The Cahns’ work on legal services in disadvantaged communities and on neighborhood law offices formed the basis of their landmark 1964 article for the Yale Law Journal, “The War on Poverty: A Civilian Perspective,” which laid out a vision for legal services for the subsequent generations, and proposed a national system of legal services to the poor. Edgar Cahn recalls how they completed their work on the article after they had moved to Washington, D.C., where Edgar Cahn worked as special counsel to the attorney general, and Jean Cahn worked at the State Department as the first African American woman at the Africa desk. Edgar Cahn recalls their close collaboration with Gary Bellow while they were working on the article. Bellow had called him up after reading one of the Xeroxed underground copies of the draft that were circulating. “And so we sat down around the table many nights trying to think through what an institution that hadn’t been born would look like: What kinds of decisions it would have to make about cases it would take. What kinds of functions it would play. Would it get involved in criminal law or just in civil law? Would it get involved in test case? Would it be a corporate lawyer, so to speak, for groups of poor people who wanted to incorporate in tenants associations? And we benefited enormously from his insights, his experience, and just sort of the brainstorming that went back and forth,” says Cahn. (Cahn invited Bellow to serve as a co-author, but Bellow declined.) Edgar Cahn continued to work as special counsel to Sargent Shriver, and wrote speeches for Shriver, Robert Kennedy, and Nick Katzenbach, which gave him the unique opportunity to give a public voice to the discussion about a federally funded legal services program.

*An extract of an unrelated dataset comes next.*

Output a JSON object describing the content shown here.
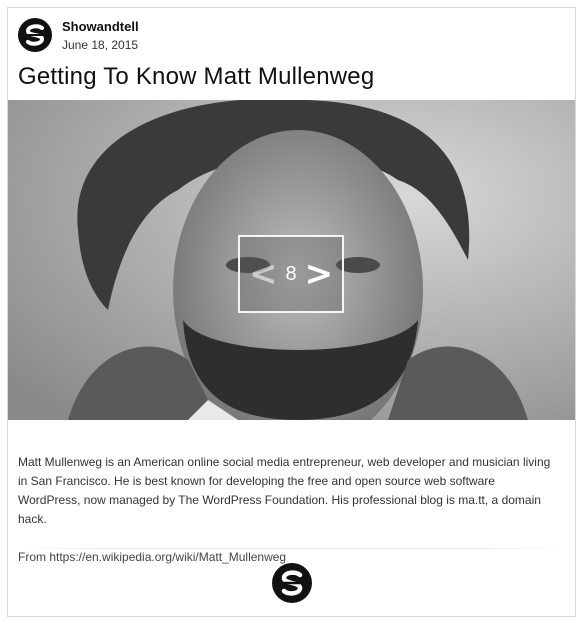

Cahn also discusses the preparation of the 1964 HEW conference on the Extension of Legal Services to the Poor, and its significance. He touches on controversies with the American Bar Association and the NLADA over legal aid funding, and recalls the process of establishing the Antioch School of Law in 1972, which emphasized public interest law. The school was closed in 1988, but its legacy continues at the University of the District of Columbia’s Clarke School of Law where Edgar Cahn is Distinguished Professor Emeritus. Jean Cahn died in 1991.